Der Weltfernmelde- und Informationstag (World Telecommunication and Information Society Day) wird jedes Jahr am 17. Mai begangen. Das Datum erinnert an die Gründung der Internationalen Fernmeldeunion ITU im Jahr 1865 sowie an die Unterzeichnung der ersten Internationalen Telegraphenkonvention in Paris. Die ITU gehört heute zu den Sonderorganisationen der Vereinten Nationen und ist unter anderem für internationale Standards und Zusammenarbeit im Bereich Telekommunikation zuständig.
Die Ursprünge des Gedenktages reichen bis in die späten 1960er Jahre zurück. Bereits 1969 wurde erstmals der „World Telecommunication Day“ gefeiert. Offiziell beschlossen wurde er 1973 auf der ITU-Vollversammlung in Málaga-Torremolinos in Spanien. Ziel war es, die Bedeutung moderner Kommunikationsmittel stärker ins öffentliche Bewusstsein zu rücken. Damals standen vor allem klassische Telekommunikationsformen wie Telefonie, Funktechnik und internationale Leitungsnetze im Mittelpunkt.

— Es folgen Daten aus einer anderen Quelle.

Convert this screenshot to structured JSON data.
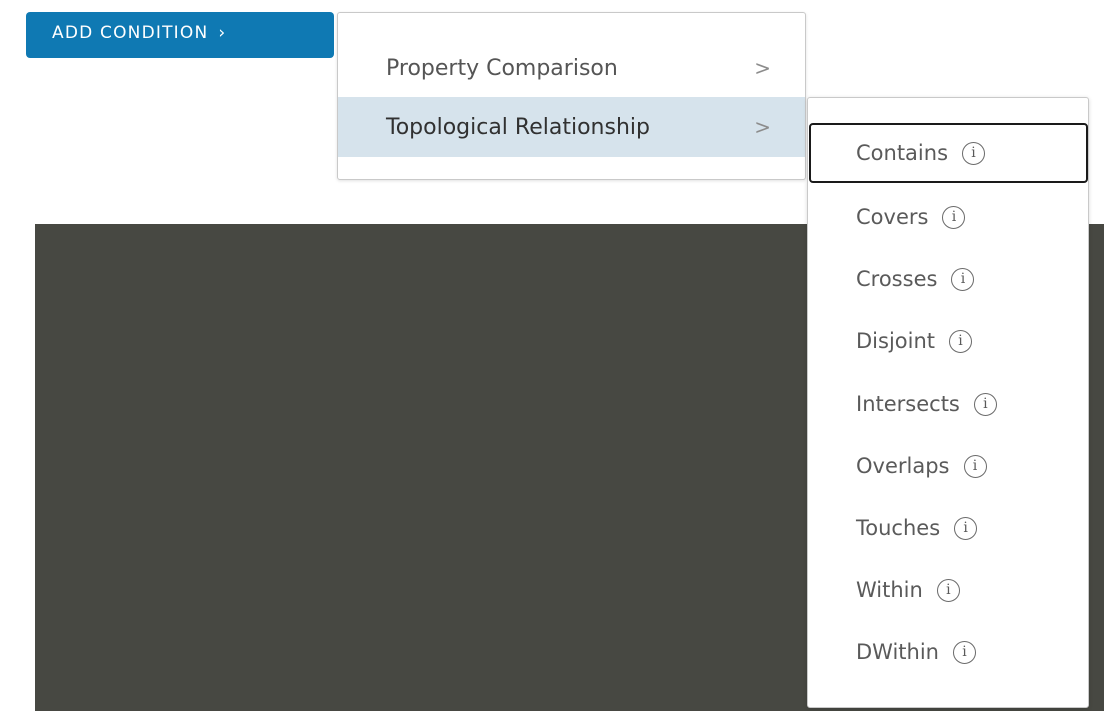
{
  "add_condition": {
    "label": "ADD CONDITION",
    "chevron": "›"
  },
  "condition_menu": {
    "items": [
      {
        "label": "Property Comparison",
        "chevron": ">"
      },
      {
        "label": "Topological Relationship",
        "chevron": ">"
      }
    ]
  },
  "topological_menu": {
    "info_glyph": "i",
    "items": [
      {
        "label": "Contains"
      },
      {
        "label": "Covers"
      },
      {
        "label": "Crosses"
      },
      {
        "label": "Disjoint"
      },
      {
        "label": "Intersects"
      },
      {
        "label": "Overlaps"
      },
      {
        "label": "Touches"
      },
      {
        "label": "Within"
      },
      {
        "label": "DWithin"
      }
    ]
  },
  "colors": {
    "button_bg": "#0f79b3",
    "active_item_bg": "#d6e3ec",
    "map_bg": "#474842"
  }
}
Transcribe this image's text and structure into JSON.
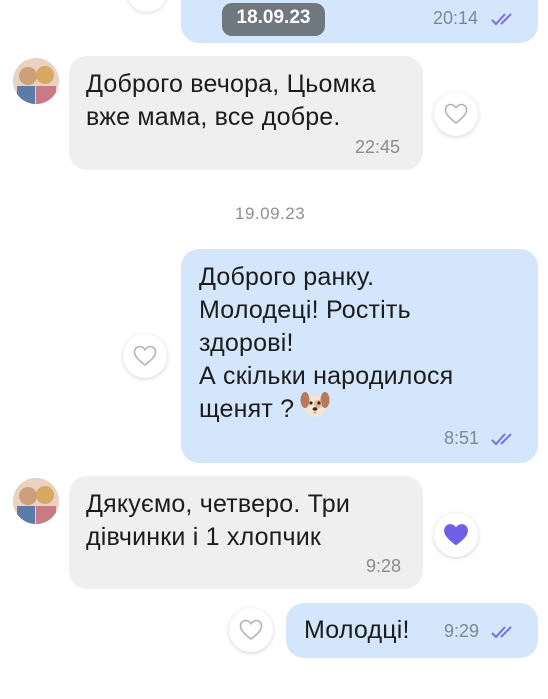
{
  "chat": {
    "date_pill": "18.09.23",
    "date_separator": "19.09.23",
    "messages": [
      {
        "direction": "out",
        "text": "",
        "time": "20:14",
        "status": "read"
      },
      {
        "direction": "in",
        "text": "Доброго вечора, Цьомка\nвже мама, все добре.",
        "time": "22:45",
        "liked": false
      },
      {
        "direction": "out",
        "text": "Доброго ранку.\nМолодеці! Ростіть\nздорові!\nА скільки народилося\nщенят ?",
        "emoji": "dog-face",
        "time": "8:51",
        "status": "read",
        "liked": false
      },
      {
        "direction": "in",
        "text": "Дякуємо, четверо. Три\nдівчинки і 1 хлопчик",
        "time": "9:28",
        "liked": true
      },
      {
        "direction": "out",
        "text": "Молодці!",
        "time": "9:29",
        "status": "read",
        "liked": false
      }
    ]
  },
  "colors": {
    "outgoing_bubble": "#d3e6fb",
    "incoming_bubble": "#efefef",
    "read_ticks": "#7c6ee0",
    "liked_heart": "#6f5ee8"
  }
}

Mit der Verbreitung des Internets und digitaler Netzwerke veränderte sich jedoch auch die Bedeutung des Tages. Beim Weltgipfel zur Informationsgesellschaft im Jahr 2005 wurde vorgeschlagen, zusätzlich einen internationalen Tag der Informationsgesellschaft einzuführen. Die Vereinten Nationen griffen diese Idee auf und erklärten 2006 den 17. Mai offiziell zum „World Information Society Day“. Noch im selben Jahr entschied die ITU, beide Anlässe zusammenzuführen. Seitdem trägt der Tag seinen heutigen Namen: Weltfernmelde- und Informationstag.

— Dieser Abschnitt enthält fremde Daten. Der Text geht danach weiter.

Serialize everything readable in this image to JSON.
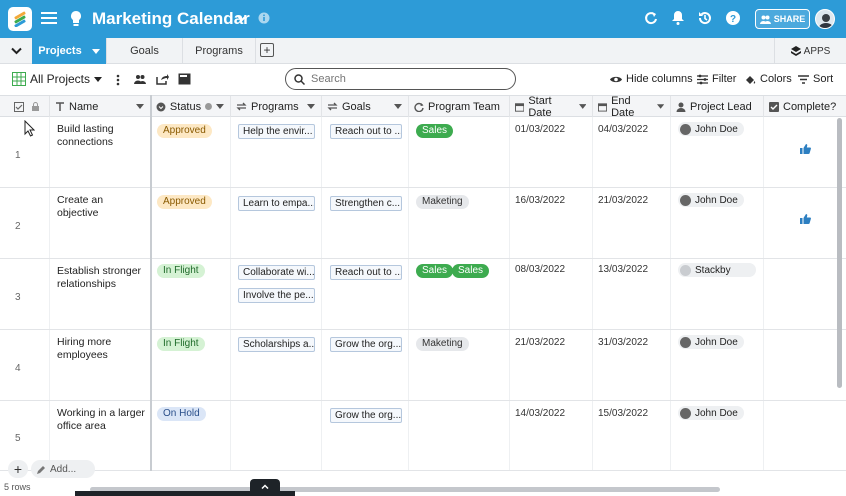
{
  "app": {
    "title": "Marketing Calendar",
    "share_label": "SHARE"
  },
  "colors": {
    "brand": "#2d9bd7",
    "approved": "#fde8c4",
    "in_flight": "#d5f2d4",
    "on_hold": "#dbe6f7",
    "sales": "#3dab4f",
    "gray_chip": "#e6e8eb"
  },
  "tabs": [
    {
      "label": "Projects",
      "active": true
    },
    {
      "label": "Goals",
      "active": false
    },
    {
      "label": "Programs",
      "active": false
    }
  ],
  "apps_label": "APPS",
  "toolbar": {
    "view_label": "All Projects",
    "search_placeholder": "Search",
    "hide_columns": "Hide columns",
    "filter": "Filter",
    "colors": "Colors",
    "sort": "Sort"
  },
  "columns": {
    "name": "Name",
    "status": "Status",
    "programs": "Programs",
    "goals": "Goals",
    "program_team": "Program Team",
    "start_date": "Start Date",
    "end_date": "End Date",
    "project_lead": "Project Lead",
    "complete": "Complete?"
  },
  "rows": [
    {
      "num": "1",
      "name": "Build lasting connections",
      "status": "Approved",
      "programs": [
        "Help the envir..."
      ],
      "goals": "Reach out to ...",
      "teams": [
        "Sales"
      ],
      "start": "01/03/2022",
      "end": "04/03/2022",
      "lead": "John Doe",
      "complete": true
    },
    {
      "num": "2",
      "name": "Create an objective",
      "status": "Approved",
      "programs": [
        "Learn to empa..."
      ],
      "goals": "Strengthen c...",
      "teams": [
        "Maketing"
      ],
      "start": "16/03/2022",
      "end": "21/03/2022",
      "lead": "John Doe",
      "complete": true
    },
    {
      "num": "3",
      "name": "Establish stronger relationships",
      "status": "In Flight",
      "programs": [
        "Collaborate wi...",
        "Involve the pe..."
      ],
      "goals": "Reach out to ...",
      "teams": [
        "Sales",
        "Sales"
      ],
      "start": "08/03/2022",
      "end": "13/03/2022",
      "lead": "Stackby",
      "complete": false
    },
    {
      "num": "4",
      "name": "Hiring more employees",
      "status": "In Flight",
      "programs": [
        "Scholarships a..."
      ],
      "goals": "Grow the org...",
      "teams": [
        "Maketing"
      ],
      "start": "21/03/2022",
      "end": "31/03/2022",
      "lead": "John Doe",
      "complete": false
    },
    {
      "num": "5",
      "name": "Working in a larger office area",
      "status": "On Hold",
      "programs": [],
      "goals": "Grow the org...",
      "teams": [],
      "start": "14/03/2022",
      "end": "15/03/2022",
      "lead": "John Doe",
      "complete": false
    }
  ],
  "footer": {
    "add_label": "Add...",
    "rows_count": "5 rows"
  }
}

Der Hintergrund dieser Entscheidung war die wachsende Bedeutung digitaler Technologien für Wirtschaft, Politik und Alltag. Immer mehr Bereiche des Lebens hängen von funktionierenden Kommunikationsnetzen ab. Internetzugänge, Mobilfunk, Satellitenverbindungen und digitale Plattformen gelten inzwischen als grundlegende Infrastruktur moderner Staaten. Gleichzeitig wurde deutlich, dass viele Regionen der Welt keinen gleichwertigen Zugang zu diesen Technologien besitzen. Der Begriff „digitale Kluft“ beschreibt diesen Unterschied zwischen gut vernetzten und schlecht versorgten Regionen. Genau auf dieses Problem soll der Aktionstag aufmerksam machen.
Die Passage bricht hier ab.